Ferry Boat Crossing the Sumida River
by Keisai Eisen
- Date:
- about 1840
- Medium:
- Color woodblock print; surimono-e
- Source:
- Art Institute of Chicago
Description
Ferry Boat Crossing the Sumida River, dated about 1835 and held by the Art Institute of Chicago, captures a scene that recurs constantly in Keisai Eisen's Edo [bijin-ga](/glossary/bijin-ga) and meisho prints: passengers crossing the river that bisected the shogunal capital. The Sumida was Edo's working artery, lined with theatres, teahouses, and the Yoshiwara approach, and ferry crossings were a daily ritual for residents of every class. Eisen places his ferry on a diagonal that draws the viewer's eye from the lower foreground toward the far bank, where buildings rise in soft blue silhouette. The figures aboard the boat are characteristic of Eisen's mature manner — elongated necks, sharply tilted faces, an air of slightly weary glamour that distinguished his beauties from the rounder Utamaro tradition.
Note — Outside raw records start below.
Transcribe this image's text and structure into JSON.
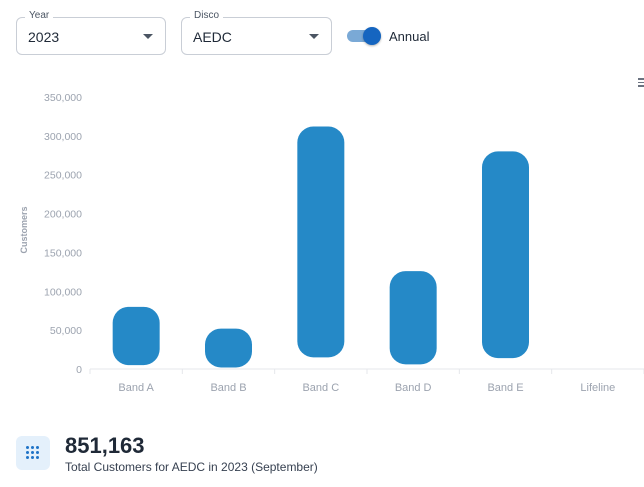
{
  "filters": {
    "year": {
      "label": "Year",
      "value": "2023"
    },
    "disco": {
      "label": "Disco",
      "value": "AEDC"
    },
    "annual_toggle": {
      "label": "Annual",
      "on": true
    }
  },
  "icons": {
    "menu": "hamburger-menu-icon",
    "summary": "grid-dots-icon"
  },
  "colors": {
    "bar": "#2589c7",
    "toggle": "#1565c0"
  },
  "chart_data": {
    "type": "bar",
    "subtype": "range",
    "ylabel": "Customers",
    "xlabel": "",
    "ylim": [
      0,
      350000
    ],
    "yticks": [
      0,
      50000,
      100000,
      150000,
      200000,
      250000,
      300000,
      350000
    ],
    "ytick_labels": [
      "0",
      "50,000",
      "100,000",
      "150,000",
      "200,000",
      "250,000",
      "300,000",
      "350,000"
    ],
    "categories": [
      "Band A",
      "Band B",
      "Band C",
      "Band D",
      "Band E",
      "Lifeline"
    ],
    "ranges": [
      [
        5000,
        80000
      ],
      [
        2000,
        52000
      ],
      [
        15000,
        312000
      ],
      [
        6000,
        126000
      ],
      [
        14000,
        280000
      ],
      null
    ],
    "legend": "none",
    "grid": false
  },
  "summary": {
    "total": "851,163",
    "caption": "Total Customers for AEDC in 2023 (September)"
  }
}
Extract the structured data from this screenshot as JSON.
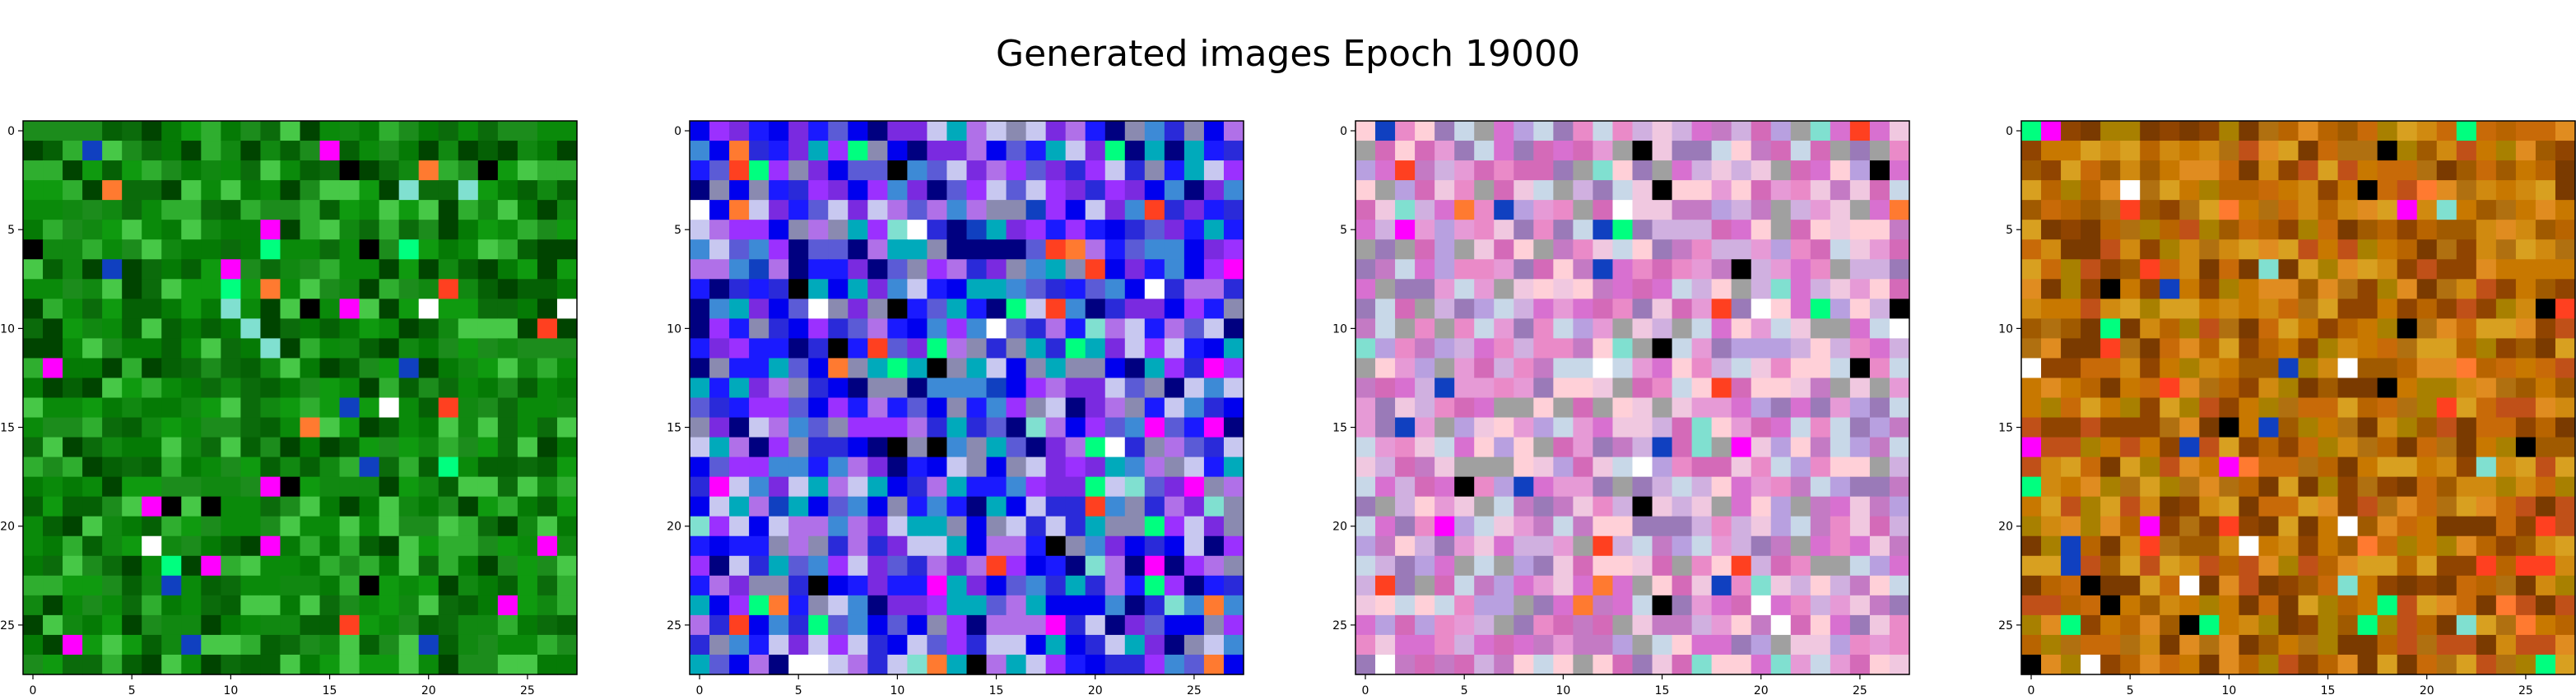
{
  "figure": {
    "title": "Generated images Epoch 19000"
  },
  "chart_data": [
    {
      "type": "heatmap",
      "panel": 1,
      "palette": "green",
      "image_size": 28,
      "xticks": [
        0,
        5,
        10,
        15,
        20,
        25
      ],
      "yticks": [
        0,
        5,
        10,
        15,
        20,
        25
      ],
      "xlim": [
        -0.5,
        27.5
      ],
      "ylim": [
        27.5,
        -0.5
      ],
      "grid": false,
      "seed": 11
    },
    {
      "type": "heatmap",
      "panel": 2,
      "palette": "blue-purple",
      "image_size": 28,
      "xticks": [
        0,
        5,
        10,
        15,
        20,
        25
      ],
      "yticks": [
        0,
        5,
        10,
        15,
        20,
        25
      ],
      "xlim": [
        -0.5,
        27.5
      ],
      "ylim": [
        27.5,
        -0.5
      ],
      "grid": false,
      "seed": 23
    },
    {
      "type": "heatmap",
      "panel": 3,
      "palette": "pink-lavender",
      "image_size": 28,
      "xticks": [
        0,
        5,
        10,
        15,
        20,
        25
      ],
      "yticks": [
        0,
        5,
        10,
        15,
        20,
        25
      ],
      "xlim": [
        -0.5,
        27.5
      ],
      "ylim": [
        27.5,
        -0.5
      ],
      "grid": false,
      "seed": 37
    },
    {
      "type": "heatmap",
      "panel": 4,
      "palette": "orange-brown",
      "image_size": 28,
      "xticks": [
        0,
        5,
        10,
        15,
        20,
        25
      ],
      "yticks": [
        0,
        5,
        10,
        15,
        20,
        25
      ],
      "xlim": [
        -0.5,
        27.5
      ],
      "ylim": [
        27.5,
        -0.5
      ],
      "grid": false,
      "seed": 53
    }
  ],
  "colors": {
    "green": [
      "#0a8a0a",
      "#057a05",
      "#0f9a0f",
      "#2fae2f",
      "#056005",
      "#1c8c1c",
      "#004400",
      "#47c847",
      "#0b6b0b",
      "#118811"
    ],
    "blue-purple": [
      "#0000ee",
      "#2a2ad9",
      "#7a2ae0",
      "#9b30ff",
      "#3d8ad6",
      "#5b5bd6",
      "#b070e8",
      "#000080",
      "#00aabb",
      "#c8c8f0",
      "#8a8ab0",
      "#1a1aff"
    ],
    "pink-lavender": [
      "#e69ad6",
      "#c47ac4",
      "#b8a0e0",
      "#d46ab8",
      "#f0c8e0",
      "#9a7ab8",
      "#d0b0e0",
      "#ea8ac8",
      "#a0a0a0",
      "#c8d8e8",
      "#d870d0",
      "#ffd0d8"
    ],
    "orange-brown": [
      "#c87800",
      "#b86400",
      "#d08a10",
      "#a05a00",
      "#c05018",
      "#d8a020",
      "#904400",
      "#e08c20",
      "#b07010",
      "#7a3a00",
      "#c86a08",
      "#a88000"
    ],
    "accents": [
      "#000000",
      "#ff7a30",
      "#ff4020",
      "#ffffff",
      "#80e0d0",
      "#1040c0",
      "#00ff7f",
      "#ff00ff"
    ]
  }
}
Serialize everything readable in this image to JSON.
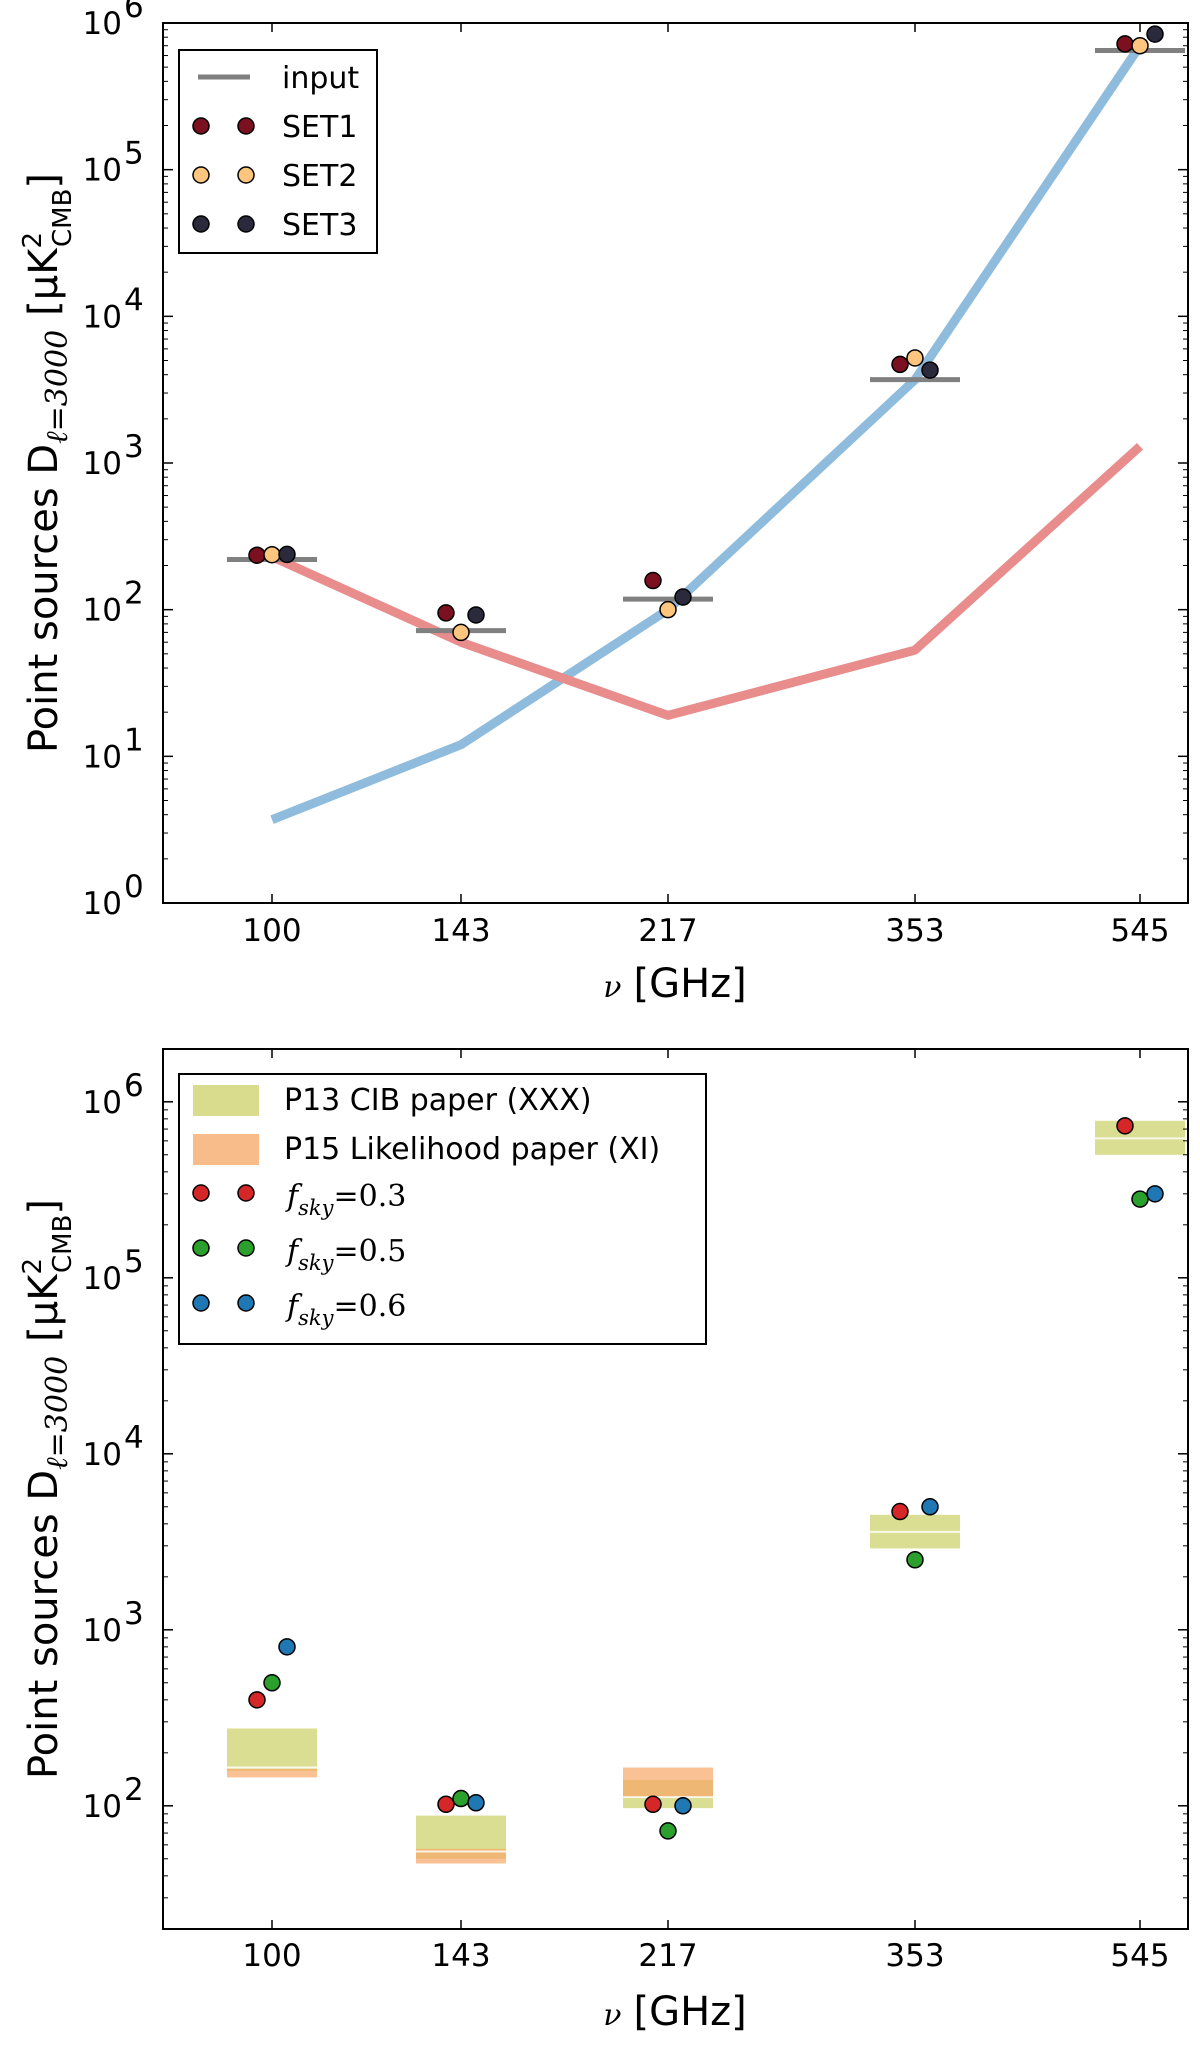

By the mid-1830s Eisen had already completed much of his contribution to the Kisokaido station series, and the landscape sensibility he developed there carries into this riverine view: the bank recedes through carefully graduated [bokashi](/glossary/bokashi) printing, while the water itself is rendered through faint horizontal striations rather than the more emphatic wave conventions of an earlier generation. The Art Institute holding situates the print within Edo's tradition of [meisho-e](/glossary/meisho-e), place-pictures meant for buyers who wanted reminders of familiar urban geography. Eisen's signature, visible at the side, identifies him by his common art name; he also worked under Keisai, Ikeda Eisen, and several other studio names across his career. The atmosphere is overcast and the palette restrained, suggesting a winter or early-spring crossing rather than the more festive summer river scenes that dominated the genre.